Spain will expect to run Germany close, however. La Roja's 2018 campaign wasn't much smoother than the Germans', with Julen Lopetegui sacked on the eve of the tournament.
But in Luis Enrique, they've got a coach who has successfully re-established the brand of football we've come to expect from them. They averaged 76 per cent possession and faced the joint-fewest shots (38) during the European qualification.
Japan will be the side most likely to challenge the two European heavyweights, though if they do reach the knockouts at back-to-back World Cups for the first time, it'll be a massive shock.
Similarly, Costa Rica will be under little pressure. They sprung a surprise in 2014, though they head into this edition winless in six World Cup games. Los Ticos qualified via the inter-confederation play-offs after overcoming New Zealand.
Belgium's 'Golden Generation' have done a good job of establishing Belgium as a threat at recent World Cups – they are one of three teams to reach the quarter-finals at the past two tournaments.

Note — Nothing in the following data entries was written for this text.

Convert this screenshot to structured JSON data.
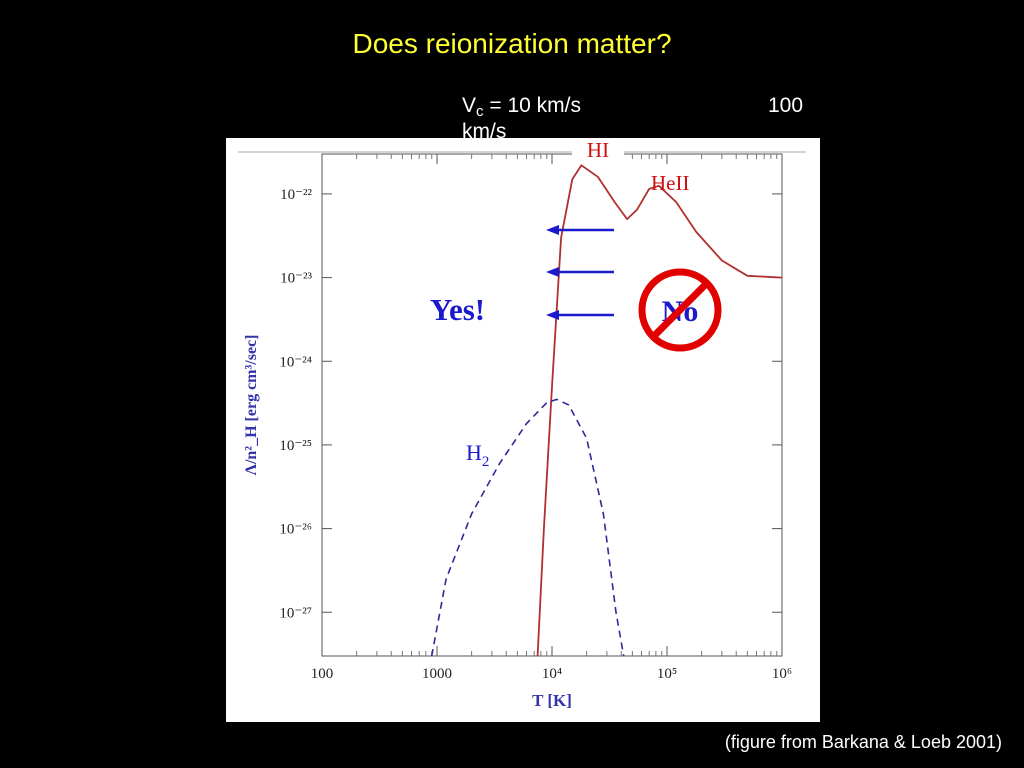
{
  "slide": {
    "title": "Does reionization matter?",
    "vc_label_main": "V",
    "vc_label_sub": "c",
    "vc_label_rest": " = 10 km/s",
    "vc_label_cut": "km/s",
    "vc_label_100": "100",
    "caption": "(figure from Barkana & Loeb 2001)"
  },
  "annotations": {
    "hi_label": "HI",
    "heii_label": "HeII",
    "h2_label_main": "H",
    "h2_label_sub": "2",
    "yes_label": "Yes!",
    "no_label": "No"
  },
  "colors": {
    "title": "#ffff33",
    "hi_curve": "#b03030",
    "h2_curve": "#2b2b9a",
    "arrows": "#1a1acc",
    "no_sign": "#e00000",
    "axis_labels": "#3333aa"
  },
  "chart_data": {
    "type": "line",
    "xlabel": "T [K]",
    "ylabel": "Λ/n²_H [erg cm³/sec]",
    "x_scale": "log",
    "y_scale": "log",
    "xlim": [
      100,
      1000000
    ],
    "ylim": [
      3e-28,
      3e-22
    ],
    "x_ticks": [
      {
        "value": 100,
        "label": "100"
      },
      {
        "value": 1000,
        "label": "1000"
      },
      {
        "value": 10000,
        "label": "10⁴"
      },
      {
        "value": 100000,
        "label": "10⁵"
      },
      {
        "value": 1000000,
        "label": "10⁶"
      }
    ],
    "y_ticks": [
      {
        "value": 1e-22,
        "label": "10⁻²²"
      },
      {
        "value": 1e-23,
        "label": "10⁻²³"
      },
      {
        "value": 1e-24,
        "label": "10⁻²⁴"
      },
      {
        "value": 1e-25,
        "label": "10⁻²⁵"
      },
      {
        "value": 1e-26,
        "label": "10⁻²⁶"
      },
      {
        "value": 1e-27,
        "label": "10⁻²⁷"
      }
    ],
    "series": [
      {
        "name": "HI",
        "style": "solid",
        "points": [
          [
            7500,
            3e-28
          ],
          [
            8500,
            1e-26
          ],
          [
            10000,
            5e-25
          ],
          [
            12000,
            3e-23
          ],
          [
            15000,
            1.5e-22
          ],
          [
            18000,
            2.2e-22
          ],
          [
            25000,
            1.6e-22
          ],
          [
            35000,
            8e-23
          ],
          [
            45000,
            5e-23
          ],
          [
            55000,
            6.5e-23
          ],
          [
            70000,
            1.15e-22
          ],
          [
            85000,
            1.25e-22
          ],
          [
            120000,
            8e-23
          ],
          [
            180000,
            3.5e-23
          ],
          [
            300000,
            1.6e-23
          ],
          [
            500000,
            1.05e-23
          ],
          [
            1000000,
            1e-23
          ]
        ]
      },
      {
        "name": "H2",
        "style": "dashed",
        "points": [
          [
            900,
            3e-28
          ],
          [
            1200,
            2.5e-27
          ],
          [
            2000,
            1.5e-26
          ],
          [
            3500,
            6e-26
          ],
          [
            6000,
            1.8e-25
          ],
          [
            9000,
            3.2e-25
          ],
          [
            11000,
            3.5e-25
          ],
          [
            14000,
            3e-25
          ],
          [
            20000,
            1.2e-25
          ],
          [
            28000,
            1.5e-26
          ],
          [
            36000,
            1e-27
          ],
          [
            42000,
            3e-28
          ]
        ]
      }
    ]
  }
}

But many of their best players are arguably on the decline. Their hopes will likely fall on Kevin De Bruyne and Romelu Lukaku, whose 11 major-tournament goals since 2014 is bettered by only Cristiano Ronaldo (13) among European players, though the Inter striker has struggled for fitness this term.
Beaten finalists last time, Croatia will expect to challenge for top spot, though their track record at the World Cup is rather erratic. In their previous five appearances, they've either not got out of the group (three times) or reached the semis (twice).
Similarly unpredictable in that sense are Canada. Appearing at the World Cup for the first time since 1986, it's difficult to predict how the Canucks will adapt to their situation.
Yet, they impressed as they won the third section of CONCACAF qualifying, scoring more (23) and conceding fewer (seven) than anyone else.
Bookmakers' favourites and record-winners Brazil have continued their run of reaching every World Cup, but by their own standards it's been a while since they last won it (2002).
If they aren't successful in Qatar, their drought will extend to 24 years by the time 2026 comes around – that'd be their joint-longest dry spell since their first title in 1958.
Nevertheless, their 15-match unbeaten run in World Cup group games stands them in good stead to reach the last 16, and Switzerland will be confident of joining them after reaching the knockouts of each their past four tournaments – France and Belgium are the only European sides who can match that. The Swiss topped their qualification group ahead of Italy, dumping Roberto Mancini's side into the play-offs where they would subsequently get shocked by North Macedonia.
In contrast, Serbia have lost more World Cup games (seven of nine) than any other European nation since 2006 and haven't been past the group in their three appearances as an independent country.
Cameroon's recent record isn't much better. They head to Qatar just two shy of Mexico's all-time record for most successive World Cup losses (nine).
The Indomitable Lions will be hoping to prove much has changed since their last appearance in 2014.
Considering the talent they routinely produce, Portugal's record of just three wins in their past 14 World Cup games is far from spectacular.
Fernando Santos will hope Cristiano Ronaldo's found some sharpness by kick-off. Like Messi, Ronaldo also has never scored in the knockout stages of a World Cup (something that Matthew Upson has over the pair of them), so that's one feat he'll aim to achieve.
Similarly, Ronaldo will be only the player to net in five World Cups if he does score.
But should Portugal focus too much effort on helping Ronaldo tick things off his bucket list, they find themselves surrounded by three teams capable of capitalising.
Uruguay have won six of their past eight World Cup games and progressed from the group in five of their previous seven appearances, while Ghana have caused plenty of sides issues at the tournament before. Those two sides will also meet for the first time since Luis Suarez's infamous handball in 2010.
South Korea's record when not co-hosts is poor, winning only three of 27 such World Cup games, but let's not forget it was their brilliant 2-0 win that eliminated Germany four years ago.